Although this discussion in the decision may be helpful in the context of the investment in stock of a publicly traded company, this discussion provides only limited assistance to fiduciaries of plans that are invested in the stock of a privately-held company. Still, it is clear from the decision that fiduciaries are subject to the same prudence requirements for the investment in employer stock as are applied to any other investment of plan assets.

What Should Fiduciaries Do Now?

Fiduciaries should be aware that plan document provisions that expressly require investment in employer stock, or requiring the offering of employer stock as an investment option, do not eliminate the duty of fiduciary prudence with respect to continued investment in employer stock. Sponsors of plans that require that fiduciaries invest in employer stock may wish to revisit the wording of those plan provisions.

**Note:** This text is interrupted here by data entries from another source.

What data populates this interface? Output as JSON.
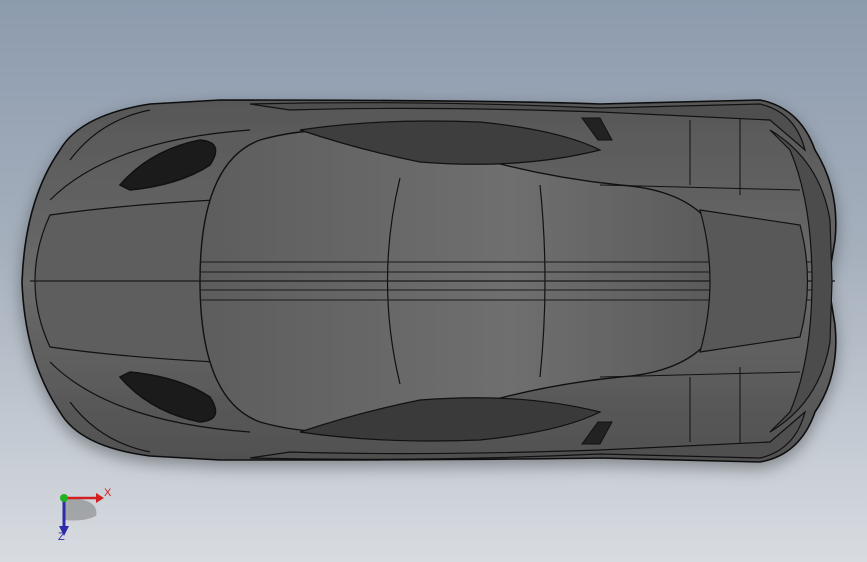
{
  "viewport": {
    "view": "top",
    "model": "car-body",
    "colors": {
      "background_top": "#8d9bae",
      "background_bottom": "#d8dce1",
      "body": "#5f5f5f",
      "body_light": "#6e6e6e",
      "edge": "#111111",
      "intake": "#1b1b1b"
    }
  },
  "triad": {
    "x_label": "X",
    "z_label": "Z",
    "colors": {
      "x": "#d02020",
      "y": "#20b020",
      "z": "#2c2ca8"
    }
  }
}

However, the elimination of the Moench Presumption should not discourage employers from including or retaining employer stock in their plans. Although plan document language mandating investment in employer stock is not sufficient to avoid claims of breach of fiduciary duty, the guidance provided by the Fifth Third decision should be able to help plan fiduciaries in avoiding such claims. In addition, future court challenges likely will provide some guidance as to what special circumstances are relevant with respect to reliance on publicly available information in making decisions with respect to the investment in employer stock.

Finally, because fiduciaries may no longer rely on the Moench Presumption with respect to the investment in employer stock, fiduciaries should review their procedures to regularly monitor and review the decision to acquire or retain employer stock. Furthermore, fiduciaries will need to ensure those procedures are being followed and the monitoring and decision-making process documented. Fiduciaries also will need to determine how best to evaluate the value of employer stock while still satisfying their duty of prudence. Also, plan sponsors may want to consider whether retaining an independent fiduciary to monitor the employer stock investments in the retirement plan is advisable.

[1] Fifth Third Bancorp v. Dudenhoeffer, 573 U.S. _____ (2014).
[2] Moench v. Robertson, 62 F.3d 553 (3d Cir. 1995).

DISCLAIMER: Because of the generality of this update, the information provided herein may not be applicable in all situations and should not be acted upon without specific legal advice based on particular situations.